FLASHATTENTION: Fast and Memory-Efficient Exact Attention with IO-Awareness (2022)
Let $N$ be the sequence length. In a standard Transformer, self-attention takes $O(N^2)$ time and $O(N^2)$ memory. Approximate methods such as Reformer: The Efficient Transformer reduce FLOPs by approximating attention, but they often do not yield significant wall-clock speedups and are therefore not widely used.

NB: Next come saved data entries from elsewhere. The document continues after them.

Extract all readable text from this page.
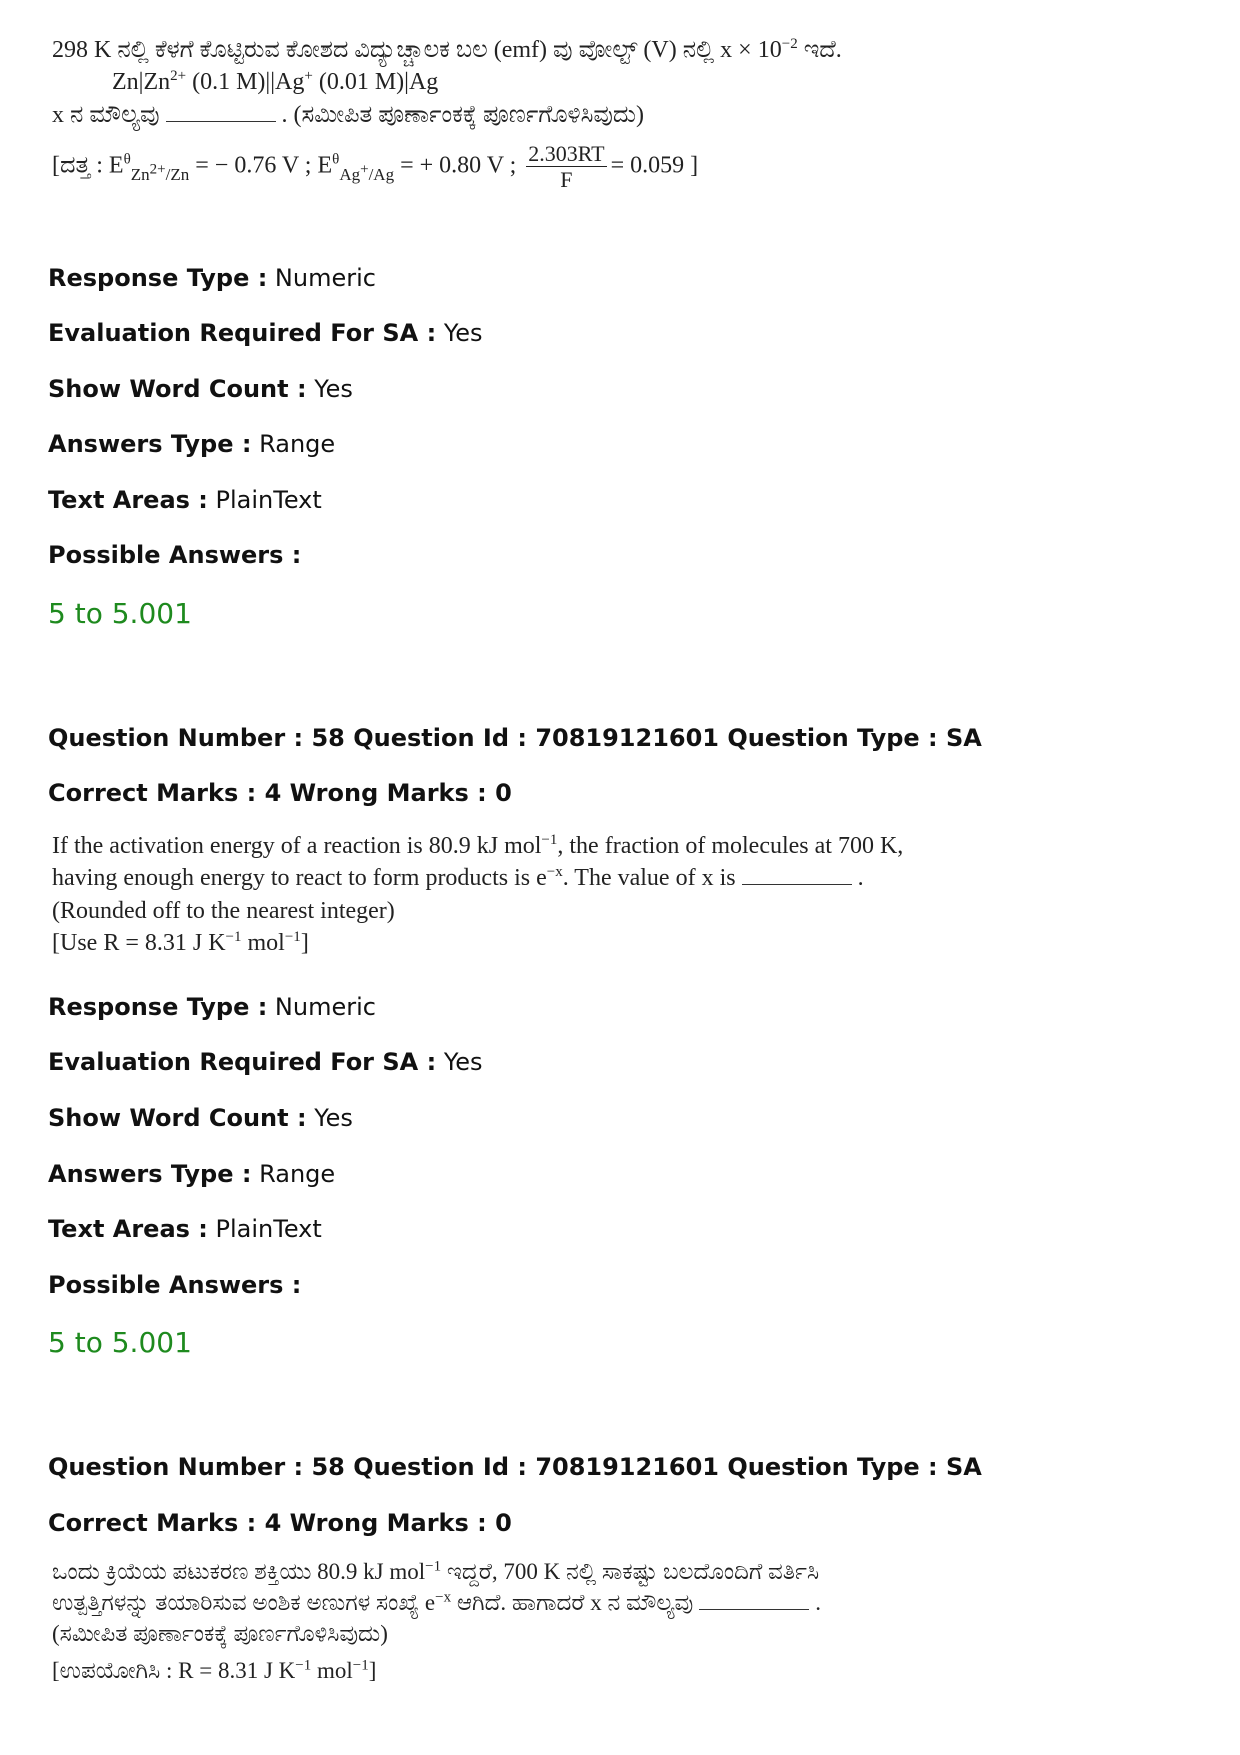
298 K ನಲ್ಲಿ ಕೆಳಗೆ ಕೊಟ್ಟಿರುವ ಕೋಶದ ವಿದ್ಯುಚ್ಚಾಲಕ ಬಲ (emf) ವು ವೋಲ್ಟ್ (V) ನಲ್ಲಿ $x \times 10^{-2}$ ಇದೆ.
$Zn|Zn^{2+}$ (0.1 M)||Ag+ (0.01 M)|Ag
x ನ ಮೌಲ್ಯವು	. (ಸಮೀಪಿತ ಪೂರ್ಣಾಂಕಕ್ಕೆ ಪೂರ್ಣಗೊಳಿಸಿವುದು)
[ದತ್ತ : $E^\theta_{Zn^{2+}/Zn}$ = − 0.76 V ; $E^\theta_{Ag^+/Ag}$ = + 0.80 V ; $\frac{2.303RT}{F} = 0.059$ ]
Response Type : Numeric
Evaluation Required For SA : Yes
Show Word Count : Yes
Answers Type : Range
Text Areas : PlainText
Possible Answers :
5 to 5.001
Question Number : 58 Question Id : 70819121601 Question Type : SA
Correct Marks : 4 Wrong Marks : 0
If the activation energy of a reaction is 80.9 kJ mol$^{-1}$, the fraction of molecules at 700 K,
having enough energy to react to form products is $e^{-x}$. The value of x is	.
(Rounded off to the nearest integer)
[Use R = 8.31 J $K^{-1}$ mol$^{-1}$]
Response Type : Numeric
Evaluation Required For SA : Yes
Show Word Count : Yes
Answers Type : Range
Text Areas : PlainText
Possible Answers :
5 to 5.001
Question Number : 58 Question Id : 70819121601 Question Type : SA
Correct Marks : 4 Wrong Marks : 0
ಒಂದು ಕ್ರಿಯೆಯ ಪಟುಕರಣ ಶಕ್ತಿಯು 80.9 kJ mol$^{-1}$ ಇದ್ದರೆ, 700 K ನಲ್ಲಿ ಸಾಕಷ್ಟು ಬಲದೊಂದಿಗೆ ವರ್ತಿಸಿ
ಉತ್ಪತ್ತಿಗಳನ್ನು ತಯಾರಿಸುವ ಅಂಶಿಕ ಅಣುಗಳ ಸಂಖ್ಯೆ $e^{-x}$ ಆಗಿದೆ. ಹಾಗಾದರೆ x ನ ಮೌಲ್ಯವು	.
(ಸಮೀಪಿತ ಪೂರ್ಣಾಂಕಕ್ಕೆ ಪೂರ್ಣಗೊಳಿಸಿವುದು)
[ಉಪಯೋಗಿಸಿ : R = 8.31 J $K^{-1}$ mol$^{-1}$]
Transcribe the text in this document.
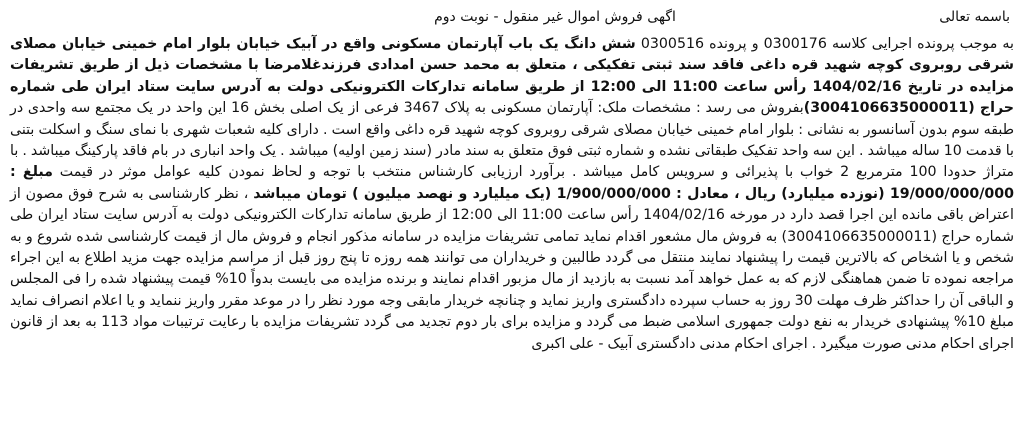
باسمه تعالی
اگهی فروش اموال غیر منقول - نوبت دوم

به موجب پرونده اجرایی کلاسه 0300176 و پرونده 0300516 شش دانگ یک باب آپارتمان مسکونی واقع در آبیک خیابان بلوار امام خمینی خیابان مصلای شرقی روبروی کوچه شهید قره داغی فاقد سند ثبتی تفکیکی ، متعلق به محمد حسن امدادی فرزندغلامرضا با مشخصات ذیل از طریق تشریفات مزایده در تاریخ 1404/02/16 رأس ساعت 11:00 الی 12:00 از طریق سامانه تدارکات الکترونیکی دولت به آدرس سایت ستاد ایران طی شماره حراج (3004106635000011)بفروش می رسد : مشخصات ملک: آپارتمان مسکونی به پلاک 3467 فرعی از یک اصلی بخش 16 این واحد در یک مجتمع سه واحدی در طبقه سوم بدون آسانسور به نشانی : بلوار امام خمینی خیابان مصلای شرقی روبروی کوچه شهید قره داغی واقع است . دارای کلیه شعبات شهری با نمای سنگ و اسکلت بتنی با قدمت 10 ساله میباشد . این سه واحد تفکیک طبقاتی نشده و شماره ثبتی فوق متعلق به سند مادر (سند زمین اولیه) میباشد . یک واحد انباری در بام فاقد پارکینگ میباشد . با متراژ حدودا 100 مترمربع 2 خواب با پذیرائی و سرویس کامل میباشد . برآورد ارزیابی کارشناس منتخب با توجه و لحاظ نمودن کلیه عوامل موثر در قیمت مبلغ : 19/000/000/000 (نوزده میلیارد) ریال ، معادل : 1/900/000/000 (یک میلیارد و نهصد میلیون ) تومان میباشد ، نظر کارشناسی به شرح فوق مصون از اعتراض باقی مانده این اجرا قصد دارد در مورخه 1404/02/16 رأس ساعت 11:00 الی 12:00 از طریق سامانه تدارکات الکترونیکی دولت به آدرس سایت ستاد ایران طی شماره حراج (3004106635000011) به فروش مال مشعور اقدام نماید تمامی تشریفات مزایده در سامانه مذکور انجام و فروش مال از قیمت کارشناسی شده شروع و به شخص و یا اشخاص که بالاترین قیمت را پیشنهاد نمایند منتقل می گردد طالبین و خریداران می توانند همه روزه تا پنج روز قبل از مراسم مزایده جهت مزید اطلاع به این اجراء مراجعه نموده تا ضمن هماهنگی لازم که به عمل خواهد آمد نسبت به بازدید از مال مزبور اقدام نمایند و برنده مزایده می بایست بدواً 10% قیمت پیشنهاد شده را فی المجلس و الباقی آن را حداکثر ظرف مهلت 30 روز به حساب سپرده دادگستری واریز نماید و چنانچه خریدار مابقی وجه مورد نظر را در موعد مقرر واریز ننماید و یا اعلام انصراف نماید مبلغ 10% پیشنهادی خریدار به نفع دولت جمهوری اسلامی ضبط می گردد و مزایده برای بار دوم تجدید می گردد تشریفات مزایده با رعایت ترتیبات مواد 113 به بعد از قانون اجرای احکام مدنی صورت میگیرد . اجرای احکام مدنی دادگستری آبیک - علی اکبری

FLASHATTENTION instead targets memory traffic: it reduces data movement between GPU high-bandwidth memory (HBM) and on-chip SRAM, which can be a major bottleneck. HBM is much larger but has lower bandwidth than SRAM; SRAM is fast but small. FLASHATTENTION tiles the computation: it loads blocks of $\mathbf{Q}$, $\mathbf{K}$, and $\mathbf{V}$ into SRAM, updates a block of the output $\mathbf{O}$, and then writes that block back to HBM. By repeating this over all blocks, FLASHATTENTION computes exact attention.
FLASHATTENTION also reduces HBM–SRAM traffic in the backward pass. In a typical implementation, one materializes the attention score matrix $\mathbf{S}$ and the softmax output $\mathbf{P}$ so they can be reused to compute gradients of $\mathbf{Q}$, $\mathbf{K}$, $\mathbf{V}$, and $\mathbf{O}$. When $\mathbf{Q}$, $\mathbf{K}$, $\mathbf{V}\in \mathbb{R}^{N\times d}$, both $\mathbf{S}$ and $\mathbf{P}$ are $O(N^2)$ in size. FLASHATTENTION avoids storing these $N\times N$ matrices by recomputing $\mathbf{S}$ and $\mathbf{P}$ from $\mathbf{O}$ and intermediate values during backpropagation.